El encargado de explicar el nuevo escenario fue Vic, el español que conduce las “acciones”, dentro de la expedición al Atlántico Sur. Hablaba en inglés para que entendieran los dos periodistas surcoreanos --Choi y Mr. Lee--  que participan del viaje y la periodista china, Lulu. Un inglés áspero y claro, como cortado con cuchillo.

--Apareció la posibilidad de subir a un pesquero chino. Vamos a hacerlo. Las reglas son simples y hay que respetarlas, sin falta, porque puede ser peligroso --anunció. Luego se empezó a rascar la cabeza en un gesto exagerado.

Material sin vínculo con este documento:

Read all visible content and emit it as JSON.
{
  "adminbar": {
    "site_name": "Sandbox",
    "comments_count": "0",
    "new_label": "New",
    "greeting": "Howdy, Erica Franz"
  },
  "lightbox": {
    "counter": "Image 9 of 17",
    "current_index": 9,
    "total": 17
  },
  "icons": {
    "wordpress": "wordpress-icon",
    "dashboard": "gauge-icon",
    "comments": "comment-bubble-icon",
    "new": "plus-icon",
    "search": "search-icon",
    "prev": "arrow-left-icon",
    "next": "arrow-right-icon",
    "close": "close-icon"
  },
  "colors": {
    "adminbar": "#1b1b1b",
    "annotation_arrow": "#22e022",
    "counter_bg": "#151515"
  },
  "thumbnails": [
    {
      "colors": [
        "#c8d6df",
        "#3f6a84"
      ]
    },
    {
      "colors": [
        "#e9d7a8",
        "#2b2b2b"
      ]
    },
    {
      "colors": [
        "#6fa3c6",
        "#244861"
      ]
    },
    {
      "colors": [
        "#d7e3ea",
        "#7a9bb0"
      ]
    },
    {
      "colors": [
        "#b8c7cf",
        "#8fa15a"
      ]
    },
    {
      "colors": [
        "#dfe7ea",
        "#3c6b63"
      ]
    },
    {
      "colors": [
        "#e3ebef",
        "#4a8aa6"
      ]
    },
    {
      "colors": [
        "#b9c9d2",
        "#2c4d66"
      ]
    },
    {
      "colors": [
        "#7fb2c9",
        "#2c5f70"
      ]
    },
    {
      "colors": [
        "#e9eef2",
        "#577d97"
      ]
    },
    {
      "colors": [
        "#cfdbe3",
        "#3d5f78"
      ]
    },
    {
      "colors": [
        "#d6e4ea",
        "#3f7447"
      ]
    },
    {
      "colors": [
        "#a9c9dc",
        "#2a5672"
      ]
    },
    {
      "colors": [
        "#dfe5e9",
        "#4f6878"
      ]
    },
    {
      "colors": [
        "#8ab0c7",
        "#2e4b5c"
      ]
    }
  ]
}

--Si hago así, significa que todo va bien. Wenjing (la líder de la campaña de Asia del Este de la organización) será la encargada de comunicarse con ellos. Nunca dejen de hacer contacto visual conmigo o con Fer (el otro encargado de las acciones). Si me saco el gorro significa que we´re fuck up, estamos jodidos: nos tenemos que tirar al agua desde la borda.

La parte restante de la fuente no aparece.